(698b) Modeling and Control of the Gradient Freeze Method of Crystal Growth
In this paper, we discuss our efforts to model gradient freeze furnaces used to grow large crystals of cadmium zinc telluride (CZT), at eV Products, Inc., and at Pacific Northwest National Laboratories, and application of control theory to improve melt-crystal interface shape. Specifically, we present simulations from detailed analyses in which a global model, CrysVUn developed by the Fraunhofer Institute, that computes high-temperature, furnace heat transfer, is coupled with a local model, Cats2D developed by our group, which solves for heat transfer, incompressible melt flow, and melt-crystal interface shape. The global model includes all of the details of the furnace and ampoule assembly, while the local model is chosen to consist only of the melt, interface, and a portion of the crystal.
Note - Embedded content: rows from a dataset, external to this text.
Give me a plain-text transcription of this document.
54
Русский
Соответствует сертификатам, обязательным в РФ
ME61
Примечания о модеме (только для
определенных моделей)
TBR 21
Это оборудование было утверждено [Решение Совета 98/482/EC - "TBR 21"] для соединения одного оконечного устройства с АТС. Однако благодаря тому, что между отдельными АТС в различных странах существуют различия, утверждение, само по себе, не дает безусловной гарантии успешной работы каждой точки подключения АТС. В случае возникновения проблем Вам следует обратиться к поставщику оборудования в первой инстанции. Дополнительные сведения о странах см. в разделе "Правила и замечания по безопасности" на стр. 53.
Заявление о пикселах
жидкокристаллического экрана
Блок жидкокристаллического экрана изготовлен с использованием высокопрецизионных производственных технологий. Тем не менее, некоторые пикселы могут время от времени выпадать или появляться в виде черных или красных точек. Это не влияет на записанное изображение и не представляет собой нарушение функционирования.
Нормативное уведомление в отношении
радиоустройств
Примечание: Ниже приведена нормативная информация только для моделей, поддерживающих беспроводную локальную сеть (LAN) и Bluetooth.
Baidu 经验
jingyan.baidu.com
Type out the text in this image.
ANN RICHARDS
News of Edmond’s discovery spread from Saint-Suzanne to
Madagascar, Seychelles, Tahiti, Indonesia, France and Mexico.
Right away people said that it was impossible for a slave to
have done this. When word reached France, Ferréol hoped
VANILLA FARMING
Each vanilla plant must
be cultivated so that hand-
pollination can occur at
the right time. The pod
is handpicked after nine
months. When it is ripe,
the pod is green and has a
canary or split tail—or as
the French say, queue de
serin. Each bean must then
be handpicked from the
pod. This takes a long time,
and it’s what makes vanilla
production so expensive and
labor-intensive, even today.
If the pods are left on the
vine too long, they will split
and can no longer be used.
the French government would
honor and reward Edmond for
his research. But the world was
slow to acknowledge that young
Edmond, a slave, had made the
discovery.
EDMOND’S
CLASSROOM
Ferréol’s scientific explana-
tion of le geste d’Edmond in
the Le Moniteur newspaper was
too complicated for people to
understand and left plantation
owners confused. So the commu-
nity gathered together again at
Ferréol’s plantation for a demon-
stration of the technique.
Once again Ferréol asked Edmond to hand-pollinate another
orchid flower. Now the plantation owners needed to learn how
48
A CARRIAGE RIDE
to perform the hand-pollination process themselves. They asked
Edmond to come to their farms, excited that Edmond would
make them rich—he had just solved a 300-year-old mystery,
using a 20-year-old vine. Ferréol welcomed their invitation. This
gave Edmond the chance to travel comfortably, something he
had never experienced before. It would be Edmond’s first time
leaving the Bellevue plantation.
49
These models are solved using an iterative scheme to compute a self-consistent solution.
We have demonstrated that quantitative modeling of a complete system, ranging from global furnace modeling to detailed modeling of convective heat and mass transport at the growth interface, is possible using these computational tools. Furthermore, we have conducted parametric sensitivity studies to assess furnace design features that can be used to engineer interface shape during growth.
With a self-consistent model of the crystal growth apparatus and the growing crystal, we are able to explore methods of improving the crystal growth process. Specifically, we will apply control theory to improve the melt-crystal interface during the growth process. The most obvious method of affecting the interface is through the applied thermal gradient. Gradient freeze furnaces are characterized by vertically stacked heaters that produce a thermal profile, usually a monotonic function of height. The heater powers are varied during a growth cycle to mimic the action of pulling an ampoule through a static thermal gradient. Varying these heater powers in a smart manner can result in a more favorable interface shape. As a feasibility test, a control algorithm will be applied to the local subsystem using a measure of the interface curvature as the controlled output. The control actuators are the temperature set-points of the thermocouples corresponding to the heaters. At discrete time points, the global and local models will be coupled using a quasi-steady-state assumption.